A Ordem não nomeia ministro
O documento não cita nome. A OAB-GO se refere ao ministro cujos fatos estejam sob apuração no caso Master e na Operação Compliance Zero.
O presidente da seccional, Rafael Lara Martins, invocou a presunção de inocência. “Nada do que foi revelado é fato consumado. Ninguém foi condenado. Tudo segue sob apuração”, afirmou.
A entidade sustenta ainda o devido processo legal, o contraditório e a ampla defesa.
O que o STF julga na terça-feira
O presidente do STF, Edson Fachin, convocou sessão extraordinária do plenário para as 10h de 15 de setembro. O tribunal decide se abre investigação sobre os fatos de relatório da Polícia Federal a respeito da relação entre o ministro Alexandre de Moraes e Daniel Vorcaro, controlador do extinto Banco Master.
A pauta alcança também a validade do material que a Polícia Federal produziu a partir do celular de Vorcaro e o pedido da Procuradoria-Geral da República para anular o procedimento.

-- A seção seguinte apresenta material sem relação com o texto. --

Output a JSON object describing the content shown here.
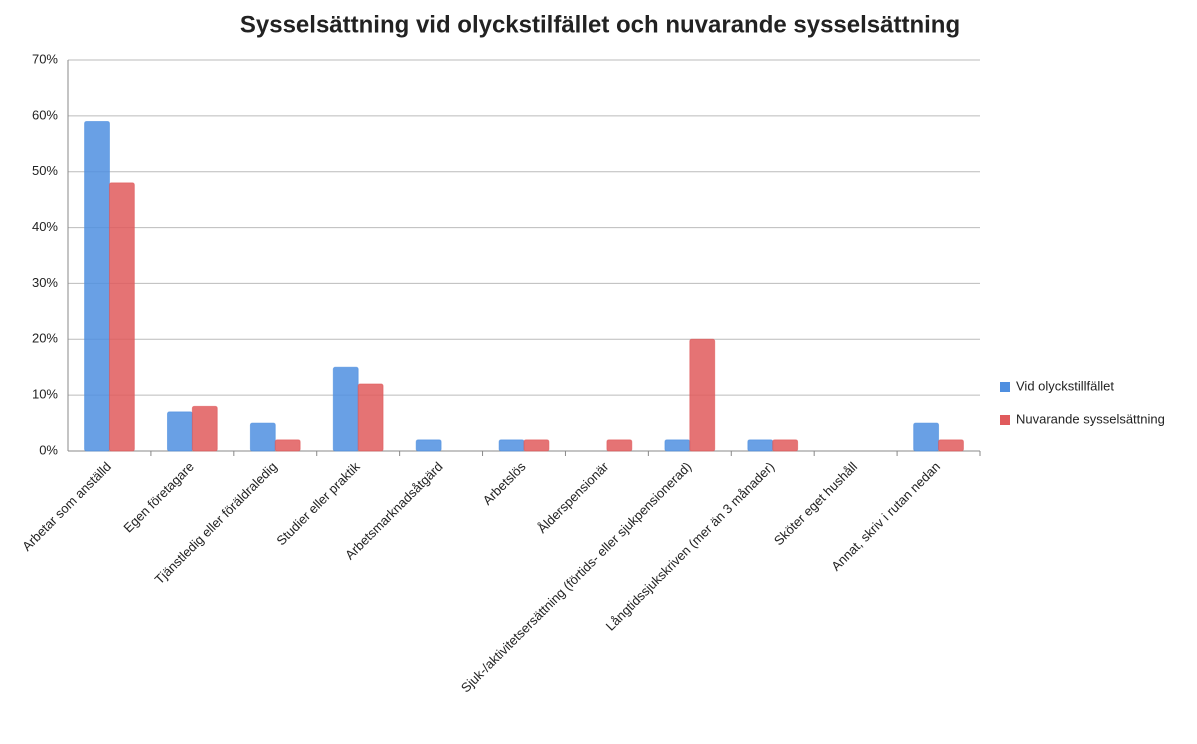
{
  "chart_data": {
    "type": "bar",
    "title": "Sysselsättning vid olyckstilfället och nuvarande sysselsättning",
    "categories": [
      "Arbetar som anställd",
      "Egen företagare",
      "Tjänstledig eller föräldraledig",
      "Studier eller praktik",
      "Arbetsmarknadsåtgärd",
      "Arbetslös",
      "Ålderspensionär",
      "Sjuk-/aktivitetsersättning (förtids- eller sjukpensionerad)",
      "Långtidssjukskriven (mer än 3 månader)",
      "Sköter eget hushåll",
      "Annat, skriv i rutan nedan"
    ],
    "series": [
      {
        "name": "Vid olyckstillfället",
        "color": "#4f8fe0",
        "values": [
          59,
          7,
          5,
          15,
          2,
          2,
          0,
          2,
          2,
          0,
          5
        ]
      },
      {
        "name": "Nuvarande sysselsättning",
        "color": "#e05a5c",
        "values": [
          48,
          8,
          2,
          12,
          0,
          2,
          2,
          20,
          2,
          0,
          2
        ]
      }
    ],
    "ylim": [
      0,
      70
    ],
    "yticks": [
      {
        "value": 0,
        "label": "0%"
      },
      {
        "value": 10,
        "label": "10%"
      },
      {
        "value": 20,
        "label": "20%"
      },
      {
        "value": 30,
        "label": "30%"
      },
      {
        "value": 40,
        "label": "40%"
      },
      {
        "value": 50,
        "label": "50%"
      },
      {
        "value": 60,
        "label": "60%"
      },
      {
        "value": 70,
        "label": "70%"
      }
    ],
    "grid": true,
    "legend": "right"
  }
}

Goiás entra no debate sobre o desenho do tribunal
A OAB-GO exige sessão pública no momento em que a advocacia discute a estrutura do Supremo. Na véspera, Rafael Lara Martins defendeu mandato fixo para os ministros do tribunal.
A deliberação goiana chega ao Conselho Federal antes do julgamento. A decisão sobre o rito da sessão cabe ao próprio Supremo.